Writer with Bell's palsy ponders how to experience joy when expression is limited
Toward the end of her new memoir Smile: The Story of a Face, playwright Sarah Ruhl parses the distinction between the disappointing and the tragic: "Disappointing things were not for the written word, disappointing things were for the stiff upper lip. Tragic things are for the written word, because in tragedy there is catharsis, not slow, incremental, often invisible progress."
The "disappointing thing" here that Ruhl thought for so long did not deserve to live on the page is her ten-year affliction with the idiopathic — spontaneous, unexplained — condition Bell's palsy, which renders the muscles on the left side of the face paralyzed or weakened due to a damaged seventh cranial nerve. As mysteriously as they descend, about 85 percent of cases resolve on their own within three months; 95 percent resolve within a year. Ruhl's falls in the small percentage that persist permanently, suppressing her smile.
This condition is, indeed, not a calamitous one, especially when considered in the context of a pandemic that has killed one in 500 American residents. Ruhl is aware of how "small" her "half-smile problem" seems, especially as her life has been blessed with "abundance." In the same year that her Bell's palsy appeared alone, she mounted "In the Next Room, or the vibrator play" on Broadway, which was nominated for a Tony Award for Best Play and a finalist for the Pulitzer Prize for Best Drama. She also gave birth to twins, making her a mother of three. It was in the maternity ward, a day after delivering the twins, that Ruhl's face fell. (Bell's palsy is more common during pregnancy and the postpartum period.)
But while the condition is not life-threatening, it can be life-altering precisely because it affects the face, and the smile — the ability to communicate our interior feelings to the world outside of us. As Ruhl notes, not being able to smile presents a conundrum: "How to experience joy when you cannot physically express it?" In this way, the merely "disappointing" merits deliberation.

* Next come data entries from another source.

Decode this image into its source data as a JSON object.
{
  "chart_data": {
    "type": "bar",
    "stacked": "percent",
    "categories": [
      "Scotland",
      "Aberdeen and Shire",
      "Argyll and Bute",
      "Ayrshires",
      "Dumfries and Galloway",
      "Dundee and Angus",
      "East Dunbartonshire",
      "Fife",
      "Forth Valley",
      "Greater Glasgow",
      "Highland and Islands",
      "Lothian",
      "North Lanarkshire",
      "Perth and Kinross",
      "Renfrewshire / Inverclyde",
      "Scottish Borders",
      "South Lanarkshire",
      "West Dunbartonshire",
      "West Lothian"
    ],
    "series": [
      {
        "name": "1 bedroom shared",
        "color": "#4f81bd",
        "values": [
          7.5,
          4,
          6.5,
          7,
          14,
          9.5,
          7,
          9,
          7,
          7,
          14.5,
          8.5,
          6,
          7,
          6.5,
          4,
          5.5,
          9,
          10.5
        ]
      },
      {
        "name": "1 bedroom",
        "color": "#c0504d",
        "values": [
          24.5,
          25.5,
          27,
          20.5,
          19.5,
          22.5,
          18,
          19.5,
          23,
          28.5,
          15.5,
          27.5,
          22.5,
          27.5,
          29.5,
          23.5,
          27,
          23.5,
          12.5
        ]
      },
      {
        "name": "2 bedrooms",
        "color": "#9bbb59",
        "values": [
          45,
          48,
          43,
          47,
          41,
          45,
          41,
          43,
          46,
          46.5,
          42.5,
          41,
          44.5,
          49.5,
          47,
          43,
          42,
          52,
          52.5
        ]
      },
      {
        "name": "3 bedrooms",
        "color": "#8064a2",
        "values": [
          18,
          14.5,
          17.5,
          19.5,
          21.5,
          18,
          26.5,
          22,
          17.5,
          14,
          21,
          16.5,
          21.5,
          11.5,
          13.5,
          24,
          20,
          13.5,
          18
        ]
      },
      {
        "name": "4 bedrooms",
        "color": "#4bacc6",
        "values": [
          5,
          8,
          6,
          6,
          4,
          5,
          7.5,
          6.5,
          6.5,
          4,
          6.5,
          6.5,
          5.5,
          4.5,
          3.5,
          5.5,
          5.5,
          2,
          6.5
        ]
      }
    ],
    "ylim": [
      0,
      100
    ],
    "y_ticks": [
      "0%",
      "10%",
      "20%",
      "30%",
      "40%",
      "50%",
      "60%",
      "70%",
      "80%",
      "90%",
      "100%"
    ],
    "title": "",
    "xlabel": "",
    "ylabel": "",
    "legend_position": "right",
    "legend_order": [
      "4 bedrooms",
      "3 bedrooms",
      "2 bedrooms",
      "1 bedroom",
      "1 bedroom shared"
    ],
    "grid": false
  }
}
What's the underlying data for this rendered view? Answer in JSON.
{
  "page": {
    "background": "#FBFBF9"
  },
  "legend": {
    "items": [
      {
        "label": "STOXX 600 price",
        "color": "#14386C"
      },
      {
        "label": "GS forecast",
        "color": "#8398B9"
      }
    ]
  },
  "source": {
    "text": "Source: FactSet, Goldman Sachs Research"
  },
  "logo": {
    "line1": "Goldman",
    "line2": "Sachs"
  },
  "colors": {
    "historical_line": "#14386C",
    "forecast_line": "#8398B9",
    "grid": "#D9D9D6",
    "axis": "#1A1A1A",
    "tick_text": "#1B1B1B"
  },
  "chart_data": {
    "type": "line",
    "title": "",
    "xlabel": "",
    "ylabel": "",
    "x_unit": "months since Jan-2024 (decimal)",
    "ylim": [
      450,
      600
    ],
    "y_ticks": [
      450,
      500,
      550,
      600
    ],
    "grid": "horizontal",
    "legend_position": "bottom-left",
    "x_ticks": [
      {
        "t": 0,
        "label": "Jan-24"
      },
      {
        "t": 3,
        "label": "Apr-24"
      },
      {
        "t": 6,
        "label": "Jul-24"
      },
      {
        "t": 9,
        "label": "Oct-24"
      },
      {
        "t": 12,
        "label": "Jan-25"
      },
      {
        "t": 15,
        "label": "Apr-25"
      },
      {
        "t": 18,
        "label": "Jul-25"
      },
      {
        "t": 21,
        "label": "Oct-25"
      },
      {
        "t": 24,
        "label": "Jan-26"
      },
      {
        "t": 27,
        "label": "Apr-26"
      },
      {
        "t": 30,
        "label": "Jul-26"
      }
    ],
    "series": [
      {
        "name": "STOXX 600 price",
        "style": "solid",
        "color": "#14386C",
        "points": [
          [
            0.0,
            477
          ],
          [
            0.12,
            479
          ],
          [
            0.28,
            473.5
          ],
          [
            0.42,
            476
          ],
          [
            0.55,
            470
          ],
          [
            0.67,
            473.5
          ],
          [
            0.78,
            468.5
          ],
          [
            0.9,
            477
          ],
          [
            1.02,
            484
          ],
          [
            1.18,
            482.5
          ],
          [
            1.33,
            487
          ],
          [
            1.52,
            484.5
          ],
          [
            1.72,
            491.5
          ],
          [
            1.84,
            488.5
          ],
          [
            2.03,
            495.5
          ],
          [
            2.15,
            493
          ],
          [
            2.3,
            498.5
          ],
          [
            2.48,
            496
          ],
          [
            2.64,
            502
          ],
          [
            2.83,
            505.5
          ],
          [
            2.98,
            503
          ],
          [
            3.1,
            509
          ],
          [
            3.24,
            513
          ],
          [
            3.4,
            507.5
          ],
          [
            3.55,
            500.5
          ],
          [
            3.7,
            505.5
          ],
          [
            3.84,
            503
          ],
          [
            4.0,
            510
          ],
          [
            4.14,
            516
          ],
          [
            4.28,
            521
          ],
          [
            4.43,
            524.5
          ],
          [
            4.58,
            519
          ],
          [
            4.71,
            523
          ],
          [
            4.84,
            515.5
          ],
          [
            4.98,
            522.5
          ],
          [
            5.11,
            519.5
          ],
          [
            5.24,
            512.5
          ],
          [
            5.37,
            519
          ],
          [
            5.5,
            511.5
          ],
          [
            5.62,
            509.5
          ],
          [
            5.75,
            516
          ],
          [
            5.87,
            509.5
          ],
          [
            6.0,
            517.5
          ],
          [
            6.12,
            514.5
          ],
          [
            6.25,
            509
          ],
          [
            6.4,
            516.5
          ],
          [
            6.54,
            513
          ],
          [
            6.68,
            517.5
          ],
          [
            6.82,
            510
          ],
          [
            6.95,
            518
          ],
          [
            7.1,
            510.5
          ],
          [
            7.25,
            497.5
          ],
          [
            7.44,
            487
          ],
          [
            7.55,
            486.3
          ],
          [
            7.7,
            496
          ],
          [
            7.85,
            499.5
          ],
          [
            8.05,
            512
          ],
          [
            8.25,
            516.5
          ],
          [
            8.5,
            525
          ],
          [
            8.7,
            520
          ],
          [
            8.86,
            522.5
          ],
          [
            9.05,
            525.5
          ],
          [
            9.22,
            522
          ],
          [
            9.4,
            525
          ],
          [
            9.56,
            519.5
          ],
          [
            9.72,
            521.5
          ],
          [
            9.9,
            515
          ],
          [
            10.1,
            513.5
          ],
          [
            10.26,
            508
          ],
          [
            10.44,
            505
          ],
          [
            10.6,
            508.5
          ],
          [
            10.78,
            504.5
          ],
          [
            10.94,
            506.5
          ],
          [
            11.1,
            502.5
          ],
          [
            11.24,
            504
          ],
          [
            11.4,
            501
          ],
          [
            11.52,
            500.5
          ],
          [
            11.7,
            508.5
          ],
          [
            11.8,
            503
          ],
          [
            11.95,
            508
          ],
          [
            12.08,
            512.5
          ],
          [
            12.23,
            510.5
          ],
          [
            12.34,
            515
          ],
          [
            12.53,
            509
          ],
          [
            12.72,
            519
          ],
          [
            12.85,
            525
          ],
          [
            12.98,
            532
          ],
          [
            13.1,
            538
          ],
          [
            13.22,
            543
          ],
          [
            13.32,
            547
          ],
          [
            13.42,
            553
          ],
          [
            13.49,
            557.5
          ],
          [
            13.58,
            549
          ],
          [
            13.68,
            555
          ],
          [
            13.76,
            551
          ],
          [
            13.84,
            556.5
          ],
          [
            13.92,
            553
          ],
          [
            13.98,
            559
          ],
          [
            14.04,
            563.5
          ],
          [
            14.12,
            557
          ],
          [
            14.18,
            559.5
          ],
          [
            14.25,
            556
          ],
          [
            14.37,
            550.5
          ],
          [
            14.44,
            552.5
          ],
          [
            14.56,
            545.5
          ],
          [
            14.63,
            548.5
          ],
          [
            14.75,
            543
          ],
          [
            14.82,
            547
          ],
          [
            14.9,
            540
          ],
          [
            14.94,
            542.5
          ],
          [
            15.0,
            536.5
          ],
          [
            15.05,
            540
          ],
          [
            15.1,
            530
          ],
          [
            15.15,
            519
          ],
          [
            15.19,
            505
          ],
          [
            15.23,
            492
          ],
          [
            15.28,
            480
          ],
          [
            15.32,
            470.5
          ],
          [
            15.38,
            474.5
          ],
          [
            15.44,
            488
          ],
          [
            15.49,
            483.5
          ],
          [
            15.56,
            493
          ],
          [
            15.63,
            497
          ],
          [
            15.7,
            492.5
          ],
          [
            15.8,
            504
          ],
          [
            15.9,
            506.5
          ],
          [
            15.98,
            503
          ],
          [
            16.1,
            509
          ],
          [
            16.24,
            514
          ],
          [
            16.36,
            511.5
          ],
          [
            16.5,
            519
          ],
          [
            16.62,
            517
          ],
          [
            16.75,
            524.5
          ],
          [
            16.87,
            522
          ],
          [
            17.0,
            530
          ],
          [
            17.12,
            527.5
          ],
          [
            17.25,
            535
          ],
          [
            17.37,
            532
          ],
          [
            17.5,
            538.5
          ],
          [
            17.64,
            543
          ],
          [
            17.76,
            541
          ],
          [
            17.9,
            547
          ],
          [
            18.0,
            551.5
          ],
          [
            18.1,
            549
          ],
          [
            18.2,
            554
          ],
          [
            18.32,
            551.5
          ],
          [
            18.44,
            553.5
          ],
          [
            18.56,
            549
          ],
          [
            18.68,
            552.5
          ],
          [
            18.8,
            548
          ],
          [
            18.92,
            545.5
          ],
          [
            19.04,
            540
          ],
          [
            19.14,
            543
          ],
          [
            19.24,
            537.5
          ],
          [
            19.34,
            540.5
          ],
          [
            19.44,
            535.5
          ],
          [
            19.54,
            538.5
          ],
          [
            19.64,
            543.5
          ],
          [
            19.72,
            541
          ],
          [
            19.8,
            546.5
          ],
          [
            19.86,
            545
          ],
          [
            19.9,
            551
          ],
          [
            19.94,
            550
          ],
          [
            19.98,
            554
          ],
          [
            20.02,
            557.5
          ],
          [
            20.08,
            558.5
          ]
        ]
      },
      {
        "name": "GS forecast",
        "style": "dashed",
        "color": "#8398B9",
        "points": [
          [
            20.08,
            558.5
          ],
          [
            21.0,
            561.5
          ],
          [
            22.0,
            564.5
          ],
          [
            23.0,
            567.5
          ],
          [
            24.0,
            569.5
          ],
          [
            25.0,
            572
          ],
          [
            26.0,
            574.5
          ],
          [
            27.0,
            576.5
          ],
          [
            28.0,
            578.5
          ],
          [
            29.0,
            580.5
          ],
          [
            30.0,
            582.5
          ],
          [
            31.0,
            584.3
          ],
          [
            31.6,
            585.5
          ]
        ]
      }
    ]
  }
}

But while Smile records Ruhl's coming to terms with her new face and the conundrums it presents, it is not limited to "the story of a face," as the memoir's subtitle suggests. For much of the book, Ruhl's condition recedes into the background as she accounts for the goings on of her life over the ten years since her "smile walked off [her] face." Ruhl organizes the book into 32 short chapters, and the first 24 give the feel as much of a memoir of parenting very young children while working as a renowned playwright as a memoir of illness. This is in part because Smile proceeds linearly, and about two-thirds of it takes place in the two years after Ruhl's twins were born and thus after her Bell's palsy diagnosis, with interstitials that scatter away to abstractly explore smiling, symmetry and asymmetry, beauty standards, and loss.
Ruhl's writing on parenting and theater is engaging and insightful, especially in a chapter titled "Three Children Under the Age of Five and Three Kinds of Vomit." Her broader ruminations on topics like Mona Lisa's smile and the idea of having a "good side" are similarly compelling, though a riff on the prevalence of asymmetry and disfigurement in pop culture villains ("Captain Hook. Darth Vader. Doctor Poison in Wonder Woman.") weirdly waltzes past deeper consideration of why disabilities are coded as evil. Later, Ruhl gives credence to the practice of physiognomy without noting that this pseudoscience was used to provide "evidence" for racism. These digressions — some of them belabored with explanation that does not trust the reader's intelligence (do we really need a primer on what gluten is in 2021?) — began to feel as though they served to avoid dwelling on Ruhl's personal experience of persistent facial paralysis and treatment thereof.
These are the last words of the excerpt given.